The aim of this study was to evaluate the antiarrhythmic effect of BN‐063 (1‐cyclo‐propylisoguanosine), a newly synthesized selective adenosine A1 agonist, on ventricular arrhythmias in rats.
Arrhythmias were induced by left coronary artery ligation or by administration of isoprenaline (7 mg kg−1) subcutaneously. Pretreatment with BN‐063 (0.25, 0.5 and 1.0 mg kg−1) 10 min prior to occlusion significantly delayed the onset of ventricular arrhythmias, reduced the total number of ventricular premature contraction (VPC) and ventricular tachycardia (VT), decreased the incidence of VT and ventricular fibrillation (VF) and mortality during the first 30 min following left coronary artery ligation. In contrast, pretreatment with 8‐cyclopentyl‐1,3‐dipropylxanthine (DPCPX), an adenosine A1 antagonist, was arrhythmogenic during the ischaemic period. The rate‐pressure product, an index for indirect measurement of myocardial oxygen consumption, was also significantly reduced by BN‐063 during ligation time.

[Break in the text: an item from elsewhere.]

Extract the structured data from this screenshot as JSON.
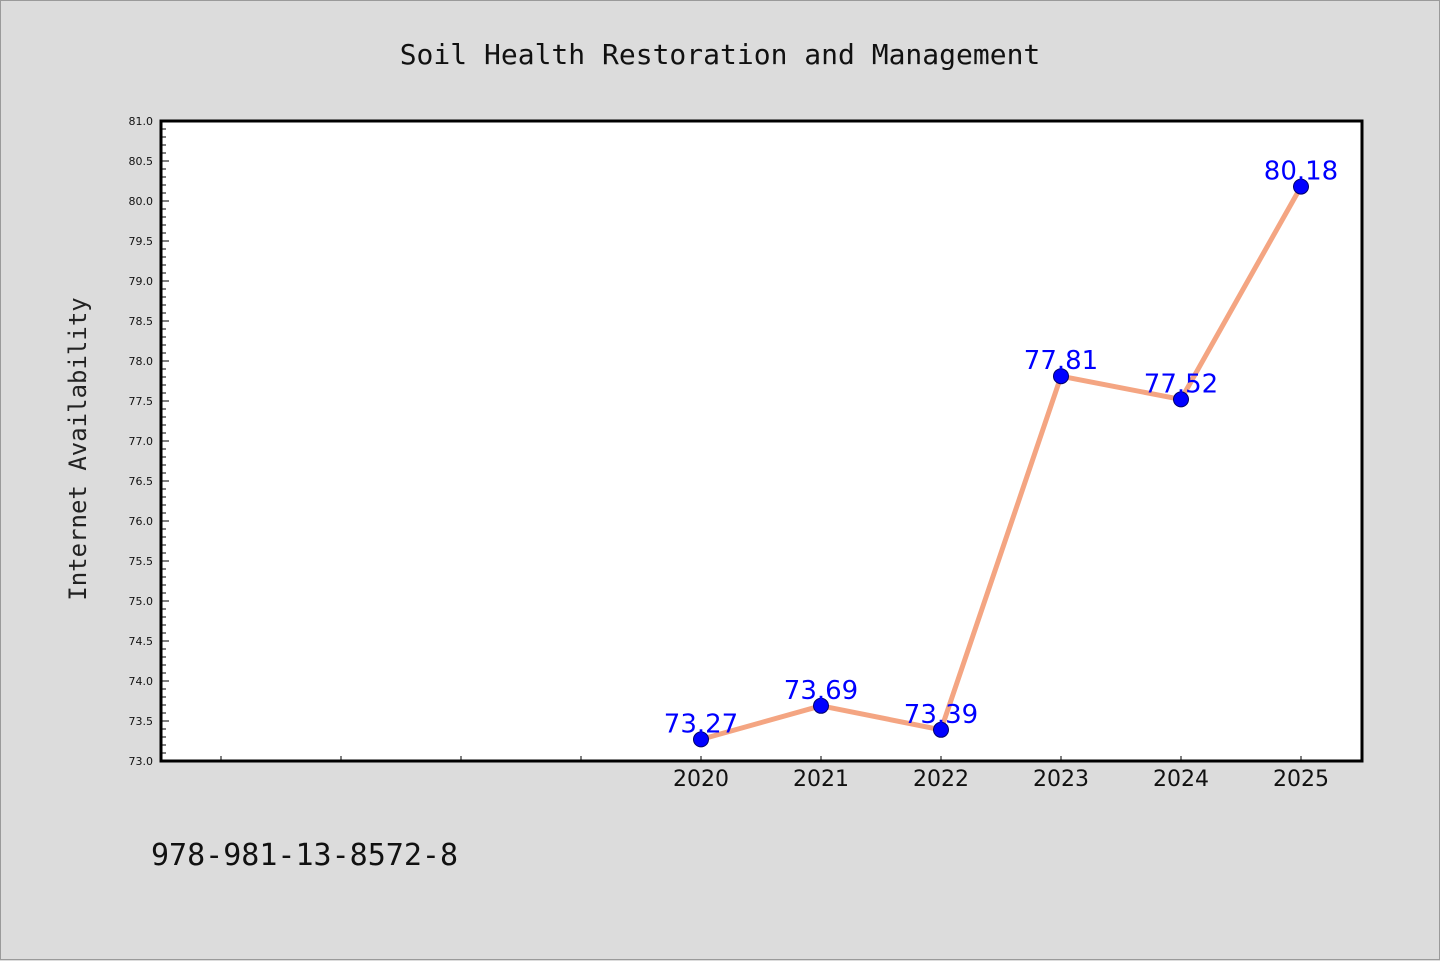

The incidence of VT, VF and mortality was also significantly reduced when BN‐063 was administered after left coronary artery ligation.
BN‐063 converted the VF induced by isoprenaline to normal sinus rhythm and improved the survival rate.
It is concluded that, through activation of adenosine A1 receptors, BN‐063 can suppress ventricular arrhythmias induced by myocardial ischaemia and catecholamines. The antiarrhythmic actions of BN‐063 may be mediated by reducing heart rate and antagonizing the stimulatory effects of catecholamine in myocardial ischaemia.